Knäste-Lauf Berlin 2014

Laufen hinter Gittern

Der Berliner Laufkalender ist um eine Fa­cet­te reicher: Beim ersten Knäste-Lauf in der JVA Plötzensee liefen 37 Sportler über 10 Kilometer.

Knäste-Lauf 2014

Jede Runde war genau einen Kilometer lang. Insgesamt gingen beim Knäste-Lauf 37 Läufer an den Start.

Bild: Horst Milde

Am 10. Oktober fand der erste Berliner Knäste-Lauf in der Justizvollzugsanstalt Plötzensee statt. Für Berlin war es der erste Lauf innerhalb eines Gefängnisses. Jede Berliner Justizvollzugsanstalt durfte jeweils zehn Gefangene nach Plötzensee bringen, um dort am 10-km-Lauf teilzunehmen. Externe Läufer durften ebenfalls starten.

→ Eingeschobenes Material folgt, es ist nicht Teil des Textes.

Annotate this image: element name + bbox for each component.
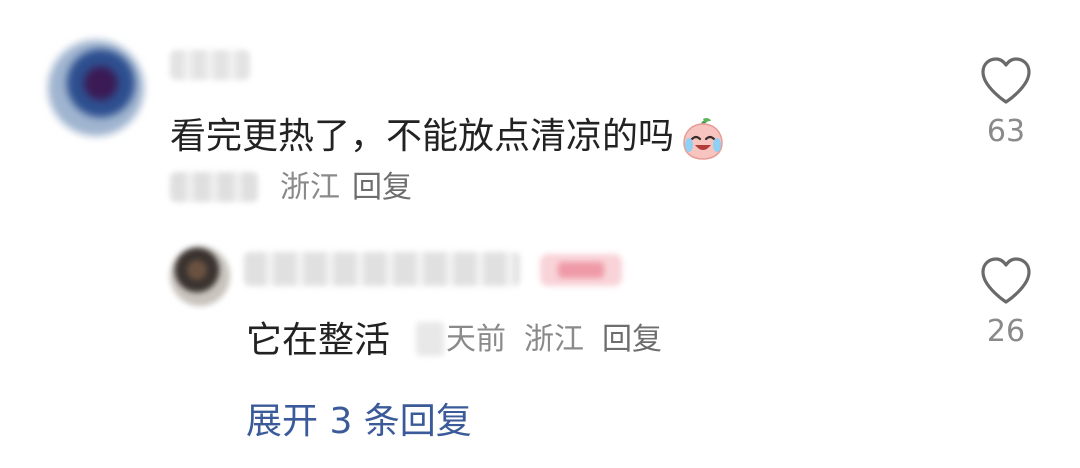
avatar-replier[interactable] [170, 246, 230, 306]
comment-meta: 浙江 回复 [280, 166, 412, 210]
reply-like-count: 26 [986, 314, 1026, 349]
replier-tag-blurred [540, 254, 622, 286]
reply-location: 浙江 [524, 322, 584, 357]
heart-outline-icon[interactable] [979, 56, 1033, 106]
reply-reply-button[interactable]: 回复 [602, 322, 662, 357]
comment-text: 看完更热了，不能放点清凉的吗 [170, 116, 675, 157]
comment-like[interactable]: 63 [966, 56, 1046, 152]
reply-time-blurred [416, 322, 444, 356]
commenter-name-blurred[interactable] [170, 50, 250, 80]
comment-time-blurred [170, 172, 258, 202]
reply-meta: 天前 浙江 回复 [446, 318, 662, 362]
reply-time-suffix: 天前 [446, 322, 506, 357]
comment-like-count: 63 [986, 114, 1026, 149]
comment-reply-button[interactable]: 回复 [352, 170, 412, 205]
replier-name-blurred[interactable] [244, 252, 520, 286]
crying-laughing-emoji-icon [683, 117, 723, 160]
expand-replies-link[interactable]: 展开 3 条回复 [246, 396, 472, 448]
heart-outline-icon[interactable] [979, 256, 1033, 306]
comment-location: 浙江 [280, 170, 340, 205]
reply-text: 它在整活 [246, 320, 391, 361]
avatar-commenter[interactable] [48, 40, 144, 136]
comment-body: 看完更热了，不能放点清凉的吗 [170, 112, 726, 162]
reply-like[interactable]: 26 [966, 256, 1046, 352]
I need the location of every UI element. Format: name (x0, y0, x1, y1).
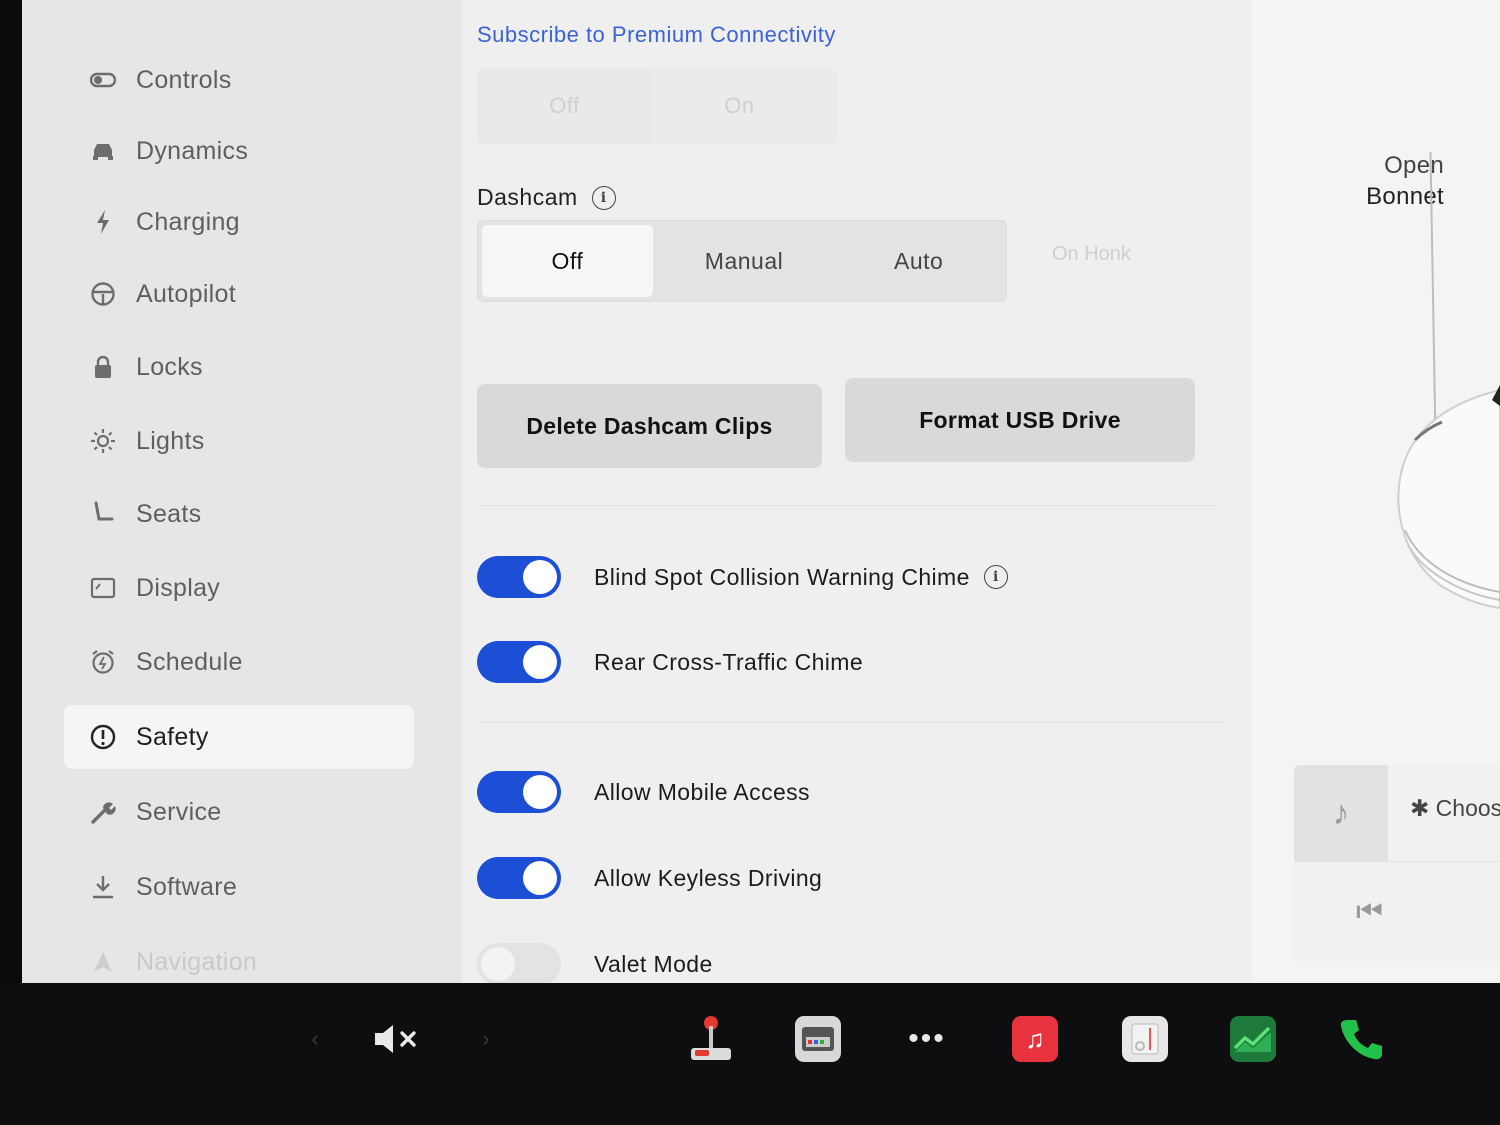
safety-settings-panel: Subscribe to Premium Connectivity Off On… (462, 0, 1252, 983)
rear-cross-traffic-toggle[interactable] (477, 641, 561, 683)
dashcam-label-text: Dashcam (477, 184, 578, 210)
dashcam-option-auto[interactable]: Auto (831, 221, 1006, 301)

Die Durchführung des Knäste-Laufs wurde ohne Probleme gestattet

Mitorganisiert wurde der Lauf von Horst Milde, dem Initiator des Berlin-Marathons. Nachdem er gehört hatte, dass in Plötzensee das Laufen als ein Mittel zur Therapie eingesetzt wird, wurde sein Interesse geweckt. Nach einem Trainingslauf innerhalb der Gefängnismauern setzte er sich bei der Senatsverwaltung für Justiz für einen Gefängnislauf ein. Diese stimmte zu und so konnte nach eifriger Planung am 10. Oktober der erste Knäste-Lauf über die Bühne gehen. Schirmherr des Laufs, dessen Name übrigens von den Gefangenen selbst gewählt wurde, war der Berliner Justzisenator Thomas Heilmann.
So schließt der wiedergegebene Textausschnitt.